Against vehement opposition, same-sex marriage was legalised in England ten years ago and this is the woman who made it happen.
Rare has it been that I get to cover a story that moves people and makes them smile, until I spoke to Baroness Lynne Featherstone.
Being stuck in a state of convalescence due to injury must be excruciating for a former MP, Home Office minister and now peer, used to working 12-18 hour days.
Yet despite her injury the 71 year-old agreed to chat with me all the same.
Featherstone is seen by many as the architect of the Same Sex Couples Act 2013 and yet, she says with a wry smile, the former Prime Minister David Cameron is the one who clings to the legacy of the bill ‘like a lifeboat.’
And Featherstone herself is often left out of the frame of the legacy of the bill despite writing a whole book about her effort to get the bill through.
If it were not for her book, she says, she could have been “edited out of history.”
Along with 20 or so other Liberal Democrat ministers, Featherstone was given a ministerial crash course.
Rather desperately she was told her diary would forever be full and by the end of the five years you may well have achieved absolutely nothing at all and she should focus on one or two issues.
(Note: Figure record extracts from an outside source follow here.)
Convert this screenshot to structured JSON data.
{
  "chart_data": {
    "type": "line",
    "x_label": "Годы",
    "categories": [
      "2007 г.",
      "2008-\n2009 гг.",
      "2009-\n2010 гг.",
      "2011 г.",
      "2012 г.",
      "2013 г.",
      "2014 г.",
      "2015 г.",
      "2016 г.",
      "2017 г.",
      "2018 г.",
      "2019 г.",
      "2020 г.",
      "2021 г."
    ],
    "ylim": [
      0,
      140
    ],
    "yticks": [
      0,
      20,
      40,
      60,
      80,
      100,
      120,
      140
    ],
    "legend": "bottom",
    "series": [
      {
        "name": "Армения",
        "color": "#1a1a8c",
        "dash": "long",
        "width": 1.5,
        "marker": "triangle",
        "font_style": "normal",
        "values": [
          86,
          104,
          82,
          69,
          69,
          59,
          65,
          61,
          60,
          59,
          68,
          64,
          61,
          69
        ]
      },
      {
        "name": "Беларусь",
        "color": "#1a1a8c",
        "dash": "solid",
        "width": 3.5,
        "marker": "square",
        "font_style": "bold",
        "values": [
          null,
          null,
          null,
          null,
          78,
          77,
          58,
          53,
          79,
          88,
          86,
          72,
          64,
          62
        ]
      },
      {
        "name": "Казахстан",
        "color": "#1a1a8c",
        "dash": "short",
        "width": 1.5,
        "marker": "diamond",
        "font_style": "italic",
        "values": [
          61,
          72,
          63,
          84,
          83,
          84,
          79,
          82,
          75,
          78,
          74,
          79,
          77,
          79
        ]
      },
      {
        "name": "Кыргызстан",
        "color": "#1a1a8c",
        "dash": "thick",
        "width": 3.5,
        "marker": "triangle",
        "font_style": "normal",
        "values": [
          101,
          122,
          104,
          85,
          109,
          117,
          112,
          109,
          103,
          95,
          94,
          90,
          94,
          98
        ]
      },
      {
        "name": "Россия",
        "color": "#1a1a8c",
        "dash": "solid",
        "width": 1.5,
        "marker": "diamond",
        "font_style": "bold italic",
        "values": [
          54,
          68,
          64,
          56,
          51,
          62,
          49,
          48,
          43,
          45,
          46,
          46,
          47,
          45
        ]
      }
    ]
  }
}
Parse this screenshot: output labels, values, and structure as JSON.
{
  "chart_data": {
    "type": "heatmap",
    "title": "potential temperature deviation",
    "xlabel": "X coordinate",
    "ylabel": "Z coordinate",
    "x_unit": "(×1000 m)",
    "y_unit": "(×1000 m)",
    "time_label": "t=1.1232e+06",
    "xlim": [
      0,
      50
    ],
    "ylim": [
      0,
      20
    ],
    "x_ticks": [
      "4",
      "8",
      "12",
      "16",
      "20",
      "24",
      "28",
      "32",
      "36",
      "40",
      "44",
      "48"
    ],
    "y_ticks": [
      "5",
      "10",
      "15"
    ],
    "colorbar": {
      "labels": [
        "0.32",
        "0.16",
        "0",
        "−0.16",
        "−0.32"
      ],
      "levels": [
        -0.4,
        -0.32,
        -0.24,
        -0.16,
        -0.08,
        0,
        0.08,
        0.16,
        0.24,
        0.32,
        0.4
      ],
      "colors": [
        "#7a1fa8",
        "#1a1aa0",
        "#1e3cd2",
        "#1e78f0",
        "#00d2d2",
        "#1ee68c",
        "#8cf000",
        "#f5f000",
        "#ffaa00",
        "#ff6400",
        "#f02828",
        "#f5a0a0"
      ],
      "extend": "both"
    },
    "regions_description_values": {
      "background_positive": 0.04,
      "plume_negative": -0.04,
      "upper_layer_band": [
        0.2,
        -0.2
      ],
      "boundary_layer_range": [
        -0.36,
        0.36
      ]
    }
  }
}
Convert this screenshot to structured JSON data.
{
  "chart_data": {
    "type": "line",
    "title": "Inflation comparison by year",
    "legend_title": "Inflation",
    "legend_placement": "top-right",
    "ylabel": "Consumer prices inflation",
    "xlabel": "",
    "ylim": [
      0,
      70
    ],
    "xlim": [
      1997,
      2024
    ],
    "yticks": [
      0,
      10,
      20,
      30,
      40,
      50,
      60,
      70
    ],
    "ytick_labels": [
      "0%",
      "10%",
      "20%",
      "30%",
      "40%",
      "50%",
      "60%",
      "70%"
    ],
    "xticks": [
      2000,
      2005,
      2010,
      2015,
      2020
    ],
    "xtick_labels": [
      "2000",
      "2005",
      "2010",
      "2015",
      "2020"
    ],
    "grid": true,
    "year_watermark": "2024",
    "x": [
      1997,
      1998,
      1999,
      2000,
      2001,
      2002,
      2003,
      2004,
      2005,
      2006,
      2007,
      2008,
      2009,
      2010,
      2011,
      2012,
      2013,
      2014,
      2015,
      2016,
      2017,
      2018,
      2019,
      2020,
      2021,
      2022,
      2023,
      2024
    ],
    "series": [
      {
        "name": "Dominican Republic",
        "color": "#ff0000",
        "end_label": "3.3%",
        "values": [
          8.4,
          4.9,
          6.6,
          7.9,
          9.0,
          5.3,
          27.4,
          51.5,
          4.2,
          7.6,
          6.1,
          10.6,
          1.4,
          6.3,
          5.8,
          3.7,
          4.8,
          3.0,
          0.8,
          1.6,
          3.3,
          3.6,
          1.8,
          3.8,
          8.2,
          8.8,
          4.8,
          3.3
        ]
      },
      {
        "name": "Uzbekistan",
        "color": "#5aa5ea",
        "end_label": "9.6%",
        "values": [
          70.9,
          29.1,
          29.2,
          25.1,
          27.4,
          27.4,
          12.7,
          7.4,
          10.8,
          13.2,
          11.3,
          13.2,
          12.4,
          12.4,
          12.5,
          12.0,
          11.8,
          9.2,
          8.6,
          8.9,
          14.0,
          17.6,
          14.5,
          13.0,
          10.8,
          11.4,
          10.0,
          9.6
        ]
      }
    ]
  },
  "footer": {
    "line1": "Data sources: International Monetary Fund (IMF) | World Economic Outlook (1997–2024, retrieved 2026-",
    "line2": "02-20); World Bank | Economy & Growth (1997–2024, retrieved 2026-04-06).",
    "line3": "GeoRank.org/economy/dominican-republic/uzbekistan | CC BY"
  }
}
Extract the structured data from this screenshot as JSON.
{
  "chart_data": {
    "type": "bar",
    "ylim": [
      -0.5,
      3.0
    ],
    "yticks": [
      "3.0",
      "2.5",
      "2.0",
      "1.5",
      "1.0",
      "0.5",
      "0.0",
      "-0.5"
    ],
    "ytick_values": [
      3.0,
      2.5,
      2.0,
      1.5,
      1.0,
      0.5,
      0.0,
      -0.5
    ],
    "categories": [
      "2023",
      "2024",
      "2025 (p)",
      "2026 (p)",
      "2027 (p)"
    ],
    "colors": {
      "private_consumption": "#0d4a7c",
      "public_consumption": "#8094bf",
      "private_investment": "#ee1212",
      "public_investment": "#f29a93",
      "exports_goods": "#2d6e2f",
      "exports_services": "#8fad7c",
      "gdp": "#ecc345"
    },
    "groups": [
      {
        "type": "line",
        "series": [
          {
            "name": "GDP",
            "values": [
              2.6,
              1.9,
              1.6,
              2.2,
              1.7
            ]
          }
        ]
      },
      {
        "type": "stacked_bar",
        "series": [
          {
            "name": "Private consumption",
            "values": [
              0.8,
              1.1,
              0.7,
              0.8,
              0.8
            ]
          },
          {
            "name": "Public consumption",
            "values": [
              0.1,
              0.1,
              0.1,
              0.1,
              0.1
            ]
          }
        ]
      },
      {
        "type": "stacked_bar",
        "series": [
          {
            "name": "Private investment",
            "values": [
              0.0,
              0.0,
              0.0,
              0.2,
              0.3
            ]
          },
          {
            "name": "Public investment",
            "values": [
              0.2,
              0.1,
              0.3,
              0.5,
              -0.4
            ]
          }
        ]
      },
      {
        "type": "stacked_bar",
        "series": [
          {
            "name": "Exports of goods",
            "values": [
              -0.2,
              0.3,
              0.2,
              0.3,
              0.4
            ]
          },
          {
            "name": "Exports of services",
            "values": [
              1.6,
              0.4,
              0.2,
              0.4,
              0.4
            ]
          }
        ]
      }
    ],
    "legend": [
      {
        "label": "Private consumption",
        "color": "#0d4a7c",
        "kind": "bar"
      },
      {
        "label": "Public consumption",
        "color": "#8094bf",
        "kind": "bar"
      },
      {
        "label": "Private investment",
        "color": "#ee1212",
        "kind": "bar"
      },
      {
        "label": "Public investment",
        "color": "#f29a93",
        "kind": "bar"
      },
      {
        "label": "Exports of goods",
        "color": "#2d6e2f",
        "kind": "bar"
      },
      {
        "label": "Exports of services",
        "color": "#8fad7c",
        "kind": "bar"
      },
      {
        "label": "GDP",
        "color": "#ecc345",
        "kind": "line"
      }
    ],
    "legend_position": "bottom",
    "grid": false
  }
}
It was on the walk back to the office that same-sex marriage ”popped into my head.”
That was what she was going to do (unaware that normally you cannot table a bill that was neither part of the coalition nor in your own manifesto.
Impressed but not satisfied with the civil partnership act brought in by Labour in 2004, Featherstone wanted to go further.
“It created a two tier system” she says, and by implication same sex marriages were a second class relationship.
With the help of a civil servant she drafted her intentions in two or three paragraphs that would change the course of thousands of people’s lives.
“When I look back I think it is a miracle,” says the Baroness.
Miracle is right: compared with 78% support in 2023, a mere 42% people supported the act in 2011 according to YouGov.
But in spite of the “sea change” the Baroness has seen in the last ten years, same-sex marriages are still not allowed in the Church of England.
In recent months the church has considered offering “blessings” to same sex couples, but “blessings are feeble,” says Featherstone.
Her innate and “overdeveloped sense of justice and right and wrong in terms of equality” has left Featherstone unimpressed by the Church’s refusal.
“It’s a hard fact of a life: some people horrible,” she says soberly.
Though now focused on new challenges and new issues, Featherstone is incredibly proud of the over 40,000 same-sex marriages that would not have been possible without her.
To this day Featherstone has couples approach her out and about and thank her for making their marriage possible.
“They cry and I cry” she says warmly and with that, I am moved by the desire Featherstone has to help people show their love for each other.